Nyma clenched her jaw and forced her mind to push back, willing her senses to dull, but Lunara wasn't done with her yet.

Then came touch.

A sudden awareness of every single point of contact against her skin—her body pressing into the soft mattress, the sheets tangled around her legs, the ghost of a touch at her wrist from where someone had held her. A flicker of warmth on her forehead, a kiss—her breath hitched. Did her Mother Elara just kissed her in sleep?

Had someone kissed her while she slept? Her heart pounded. Stop. Stop. STOP. And then—sight.

Even with her eyes shut, the world behind her lids burned too bright. The outlines of everything in the room pulsed in her mind—the shifting shadows, the dim glow of candlelight, the faint silhouette of a figure moving beyond the curtain.

Her breathing turned shallow. This was too much. Too fast.

"ENOUGH!"

With sheer willpower, she shoved Lunara back, wrenching her senses into submission. The flood of information snapped, receding like a tide dragged by the moon.

Silence. Darkness. Blessed numbness.

Nyma gasped, chest heaving as the world returned to normal. Lunara let out a soft, knowing huff.

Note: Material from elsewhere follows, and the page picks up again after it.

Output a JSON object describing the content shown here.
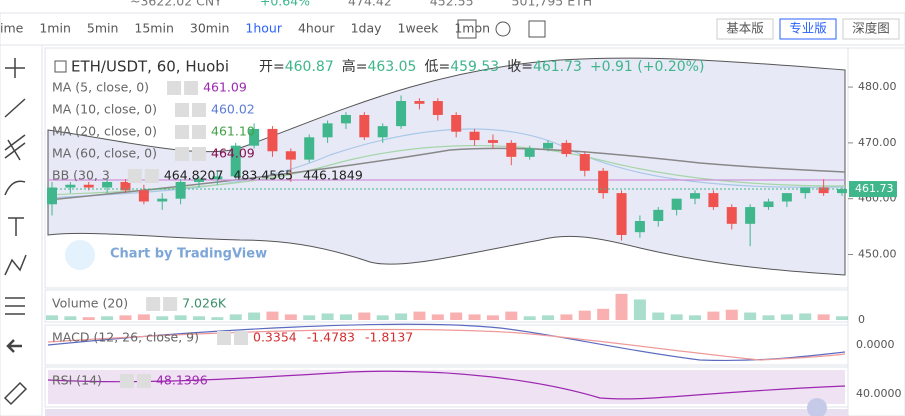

Nyma's breath came in ragged pulls, her body still thrumming with the aftershocks of Lunara's forceful intrusion. But she wasn't a pup to be shoved around. Not anymore.

Lunara's voice curled in her mind, smug and satisfied. You needed to know who's in control here.

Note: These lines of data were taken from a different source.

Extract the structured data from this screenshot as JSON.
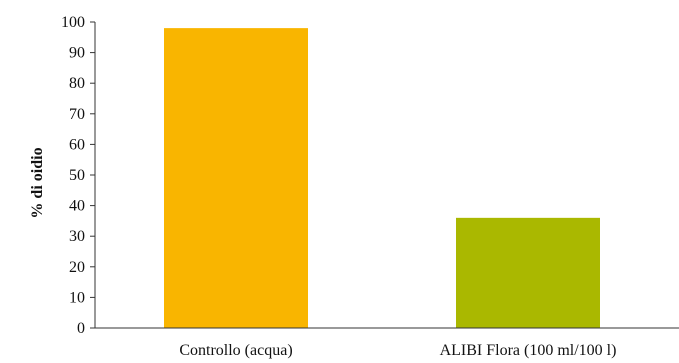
{
  "chart_data": {
    "type": "bar",
    "title": "",
    "xlabel": "",
    "ylabel": "% di oidio",
    "categories": [
      "Controllo (acqua)",
      "ALIBI Flora (100 ml/100 l)"
    ],
    "values": [
      98,
      36
    ],
    "colors": [
      "#F9B500",
      "#AAB800"
    ],
    "ylim": [
      0,
      100
    ],
    "yticks": [
      "0",
      "10",
      "20",
      "30",
      "40",
      "50",
      "60",
      "70",
      "80",
      "90",
      "100"
    ],
    "grid": false,
    "legend": "none"
  }
}
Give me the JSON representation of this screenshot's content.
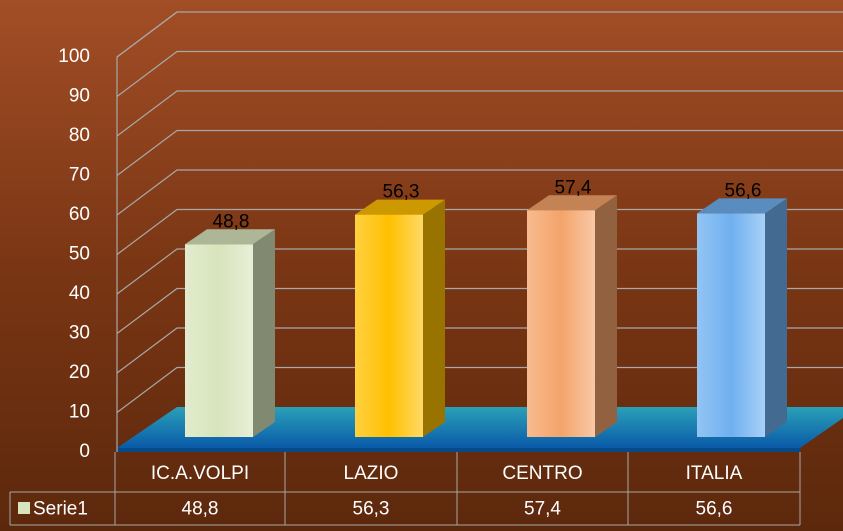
{
  "chart_data": {
    "type": "bar3d",
    "categories": [
      "IC.A.VOLPI",
      "LAZIO",
      "CENTRO",
      "ITALIA"
    ],
    "series": [
      {
        "name": "Serie1",
        "color": "#d8e4bc",
        "colors": [
          "#d8e4bc",
          "#ffc000",
          "#f4a46a",
          "#6fb0f0"
        ],
        "values": [
          48.8,
          56.3,
          57.4,
          56.6
        ],
        "value_labels": [
          "48,8",
          "56,3",
          "57,4",
          "56,6"
        ]
      }
    ],
    "ylim": [
      0,
      100
    ],
    "yticks": [
      0,
      10,
      20,
      30,
      40,
      50,
      60,
      70,
      80,
      90,
      100
    ],
    "grid": true
  }
}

Nyma let out a slow, measured exhale, steadying herself. Then, with the calm of a predator poised to strike, she whispered back—

"And you need to remember whose mind you live in."

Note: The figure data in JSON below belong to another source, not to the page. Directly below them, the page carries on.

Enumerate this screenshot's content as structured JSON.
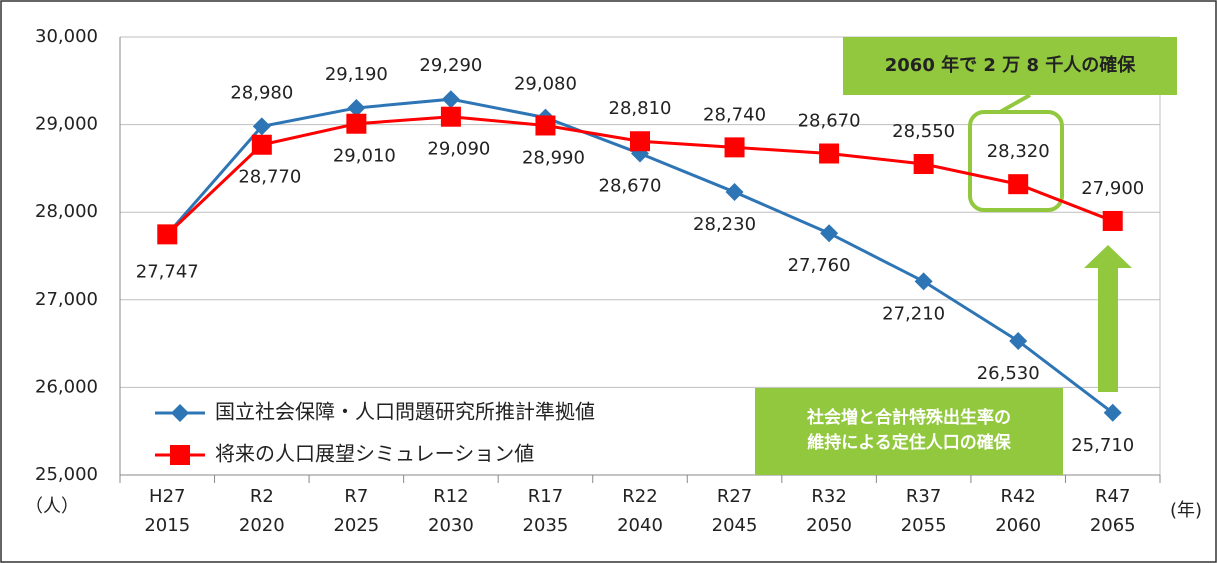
{
  "chart_data": {
    "type": "line",
    "categories": [
      [
        "H27",
        "2015"
      ],
      [
        "R2",
        "2020"
      ],
      [
        "R7",
        "2025"
      ],
      [
        "R12",
        "2030"
      ],
      [
        "R17",
        "2035"
      ],
      [
        "R22",
        "2040"
      ],
      [
        "R27",
        "2045"
      ],
      [
        "R32",
        "2050"
      ],
      [
        "R37",
        "2055"
      ],
      [
        "R42",
        "2060"
      ],
      [
        "R47",
        "2065"
      ]
    ],
    "series": [
      {
        "name": "国立社会保障・人口問題研究所推計準拠値",
        "color": "#2e75b6",
        "marker": "diamond",
        "values": [
          27747,
          28980,
          29190,
          29290,
          29080,
          28670,
          28230,
          27760,
          27210,
          26530,
          25710
        ],
        "value_labels": [
          "27,747",
          "28,980",
          "29,190",
          "29,290",
          "29,080",
          "28,670",
          "28,230",
          "27,760",
          "27,210",
          "26,530",
          "25,710"
        ]
      },
      {
        "name": "将来の人口展望シミュレーション値",
        "color": "#ff0000",
        "marker": "square",
        "values": [
          27747,
          28770,
          29010,
          29090,
          28990,
          28810,
          28740,
          28670,
          28550,
          28320,
          27900
        ],
        "value_labels": [
          null,
          "28,770",
          "29,010",
          "29,090",
          "28,990",
          "28,810",
          "28,740",
          "28,670",
          "28,550",
          "28,320",
          "27,900"
        ]
      }
    ],
    "ylim": [
      25000,
      30000
    ],
    "yticks": [
      {
        "value": 25000,
        "label": "25,000"
      },
      {
        "value": 26000,
        "label": "26,000"
      },
      {
        "value": 27000,
        "label": "27,000"
      },
      {
        "value": 28000,
        "label": "28,000"
      },
      {
        "value": 29000,
        "label": "29,000"
      },
      {
        "value": 30000,
        "label": "30,000"
      }
    ],
    "y_unit": "（人）",
    "x_unit": "(年)",
    "grid": true,
    "annotations": [
      "2060 年で 2 万 8 千人の確保",
      [
        "社会増と合計特殊出生率の",
        "維持による定住人口の確保"
      ]
    ]
  }
}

A pulse of power radiated from her core, raw and unyielding. The kind of power that didn't come from Lunara's wild strength but from her—Nyma's own will, sharpened into something lethal.

She pushed, not with brute force, but with the silent authority. She didn't just made Lunara to submit but succumbed. She reached past her wolf, sinking into the unspoken bond between them, past instincts, past aggression, and into the very thread that tied them together.

She touched the sixth sense—the unexplainable, the part of her that existed beyond touch, sight, or sound. And she pulled.

Lunara resisted. But only for a second. Then—silence. A deep, undisturbed void settled in Nyma's mind.

Her wolf went silent. Not dead. Not sealed. But sent into a slumber so profound that even she wouldn't wake until Nyma allowed it.

"And that's why," she murmured to herself, voice hoarse but victorious, "must always remembered who's a beast and who the master is."

Sleep now—and let me too. Nyma commanded, her voice laced with finality.

Lunara let out a heavy exhale, a wordless surrender, and with that, the presence in her mind began to fade.

The world dimmed, senses dulling back to normal, the overwhelming clarity retreating into the depths where it belonged.

Finally, silence.

Nyma exhaled shakily, her body sinking into the mattress as sleep pulled at her once more.

This time, there was no voice whispering in her mind. No resistance. Just quiet. And for now, that was enough.